Mr. Anderson was born, August 30, 1856, in Wyandot, Ohio, the son of John N. and Zerma Anderson. His father was born in Marion county, Ohio, and his mother was a native of Pickaway county, the same state. While John N. Anderson was one of the early settlers of Audubon county, he did not live there, even during his young manhood, for he made his home in a number of places before locating permanently, and had but little opportunity for schooling. He spent the winter of 1858 in Scott county, Missouri, following this with a brief residence in Wray and Davis counties, the same state. It was in the year 1861 that he moved to Marion county, Iowa, and bought a small farm near Attica, where he remained for fourteen years. Coming to Leroy township, he was one of the pioneers in that neighborhood,
his home being in section 25. Like all pioneers, he had to be content at first with a crude mode of life, for what he called home was only a shanty constructed of boards, but it was on a tract of one hundred and twenty acres which he owned, and he also put up a barn of the same crude material. When he died in 1883, at the age of seventy-one, he was the owner of two hundred and eighty acres of land. In politics, he was a Republican. Not only as an "old settler," but as a man of influence in the community, he was known and respected. His wife, died in 1910, at the age of eighty-three.
Click image to enlarge
Eight children were born to Mr. and Mrs. Anderson, but only three of these grew up. They were, Abram R., whose name heads this sketch; Bastian J. born on January 27, 1862, and Doc, born on April 22, 1867, who is now a farmer in Hamlin township, this county. The two elder brothers, who live together, never married.

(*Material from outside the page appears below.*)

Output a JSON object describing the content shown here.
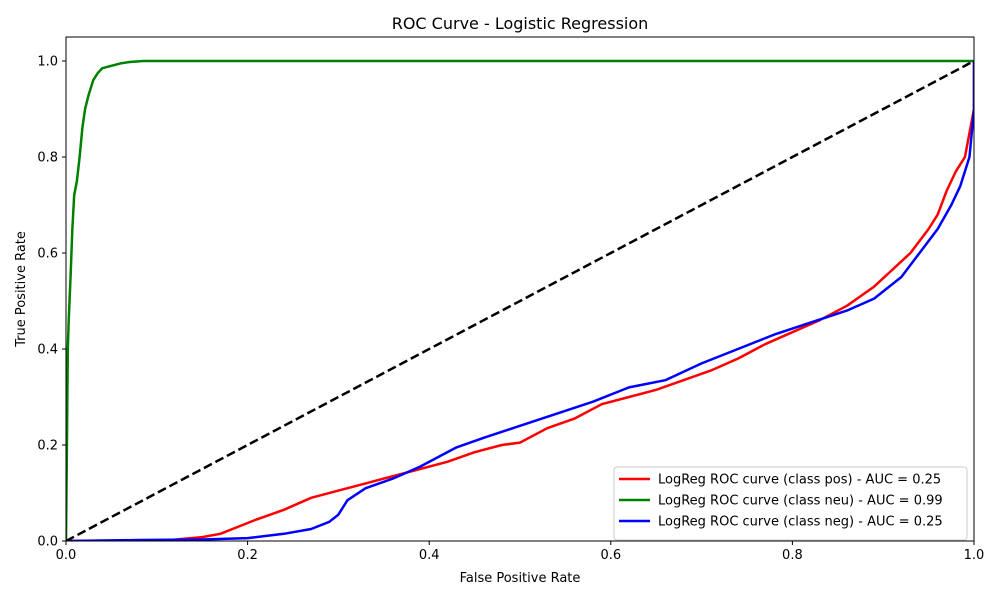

The story of Abram's youth is soon told, for he had little opportunity to obtain an education, and worked for his father until manhood, and then, continuing to live with his parents, took care of them in their old age. This story though brief, might portray to the imagination years of strenuous work and deprivation, and a devotion to duty which meant for him the sacrifice of his own happiness; but these years were given without complaint.
Continuing in the line of his father's activities, Mr. Anderson has become the possessor of valuable land. Among his acquisitions of real estate are three hundred and sixty acres in Leroy township, two hundred acres in Greeley township, two hundred acres in Carroll county, one-half section in Lincoln county, Minnesota, one-half section in Canada, and three hundred and ten acres in Oklahoma.
Mr. Anderson has always been much interested in the subject of stock raising. He has a good grade of draft horses, usually having on his farm from forty to forty-five head, and also raises Polled Angus cattle, of which he keeps about twenty-five on the farm. He is also a breeder of full-blooded Hampshire hogs. The extent of this phase of his work is shown in the fact that from two to three carloads of cattle are shipped from his farm every year.
Among his possessions, of which Mr. Anderson is justly proud, is a modern corn-bin and granary built in 1912, its dimensions being thirty by forty-two feet. There are many other valuable improvements on this well-managed farm, including a spacious barn, forty-two by seventy-two feet, and a new hog-house twenty-four by forty-eight feet.
Although a Republican, Mr. Anderson has never been ambitious to hold public office, and so far as affiliations are concerned, has been content with his Masonic lodge in Audubon, and with his church membership in the Methodist denomination.
Although Mr. Anderson's hfe has been spent "far from the madding crowd," it has been a busy life, and a useful one. Devoting many years to the care of his aged father and mother, he has fulfilled an obligation no less praiseworthy because it was self-imposed, and now that the obligation no longer exists, his thoughts may be blessed with the consciousness of a duty well done.